Luta de classes: O campesinato

A chave do campo está na mão das mulheres
que o lavraram, desfazendo os nós do inverno
com a exactidão da pá. Vi estas mulheres no
grande caminho da História, perdendo as suas
vidas em cada nova colheita. O sol tisnou
a sua pele; o frio enrugou os seus rostos. À
noite, quando o vento batia nas janelas
de madeira, os seus olhos atravessavam
a treva e perdiam-se em destinos que
não conheciam, como se tivessem outra
saída. Ouvi as suas queixas no murmúrio
das árvores que as abrigaram; e vi os
seus corpos deitados nas igrejas, sem
ninguém que os velasse, a caminho da vala
comum. Amei-as, sem que o soubessem;
e ouço o ruído das pás na terra, quando os
seus rostos me atravessam a memória,
e o inverno cai sobre a lama dos campos.

domingo, agosto 17, 2008

Paradoxo natural


Na luz indecisa que deixa adivinhar
a manhã, a névoa que impregna o ar
desfaz-se quando os dedos de fogo do sol
a limpam, restituindo ao dia
a sua transparência. Mas a mulher que
ocupa o centro da paisagem não
se apercebe da mudança. O seu corpo
pertence à terra, e entrega-se
ao ritmo subterrâneo das raízes, ouvindo
o canto que regula a passagem
das estações.

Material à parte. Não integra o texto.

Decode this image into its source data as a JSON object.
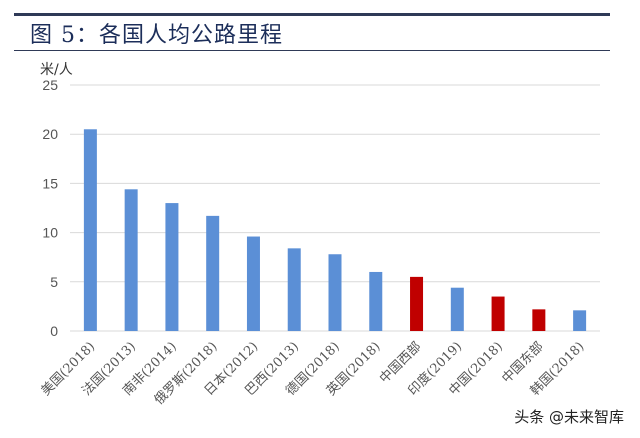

Um desejo de sombra apodera-se
da sua alma; e conta o tempo que falta
para a noite, para se entregar ao silêncio
do mundo, no lento eclipse
dos sentimentos.

sábado, agosto 16, 2008

Zoologia marinha


As coisas limitam-se a ser o que são
quando as olhamos de frente, como esse cão
que enfrentou o céu e não teve resposta.

Outras coisas são mais simples do que
pensamos, quando as definimos entre o
que são e o que não sabemos delas.

O cão perdido no areal pode ser uma dessas
coisas, quando transforma as ondas na
sua matilha, e elas vão atrás dele.

Como se as ondas fossem animais,
e o mar respirasse pelas suas bocas
quando perseguem o cão que as espera.

sexta-feira, agosto 15, 2008

Tempo fluvial

Se eu definisse o tempo como um rio,
a comparação levar-me-ia a tirar-te
de dentro da sua água, e a inventar-te
uma casa. Poria uma escada encostada
à parede, e sentar-te-ias num dos seus
degraus, lendo o livro da vida. Dir-te-ia:
«Não te apresses: também a água deste
rio é vagarosa, como o tempo que os
teus dedos suspendem, antes de virar
cada página.» Passam as nuvens no céu;
nascem e morrem as flores do campo;
partem e regressam as aves; e tu lês
o livro, como se o tempo tivesse parado,
e o rio não corresse pelos teus olhos.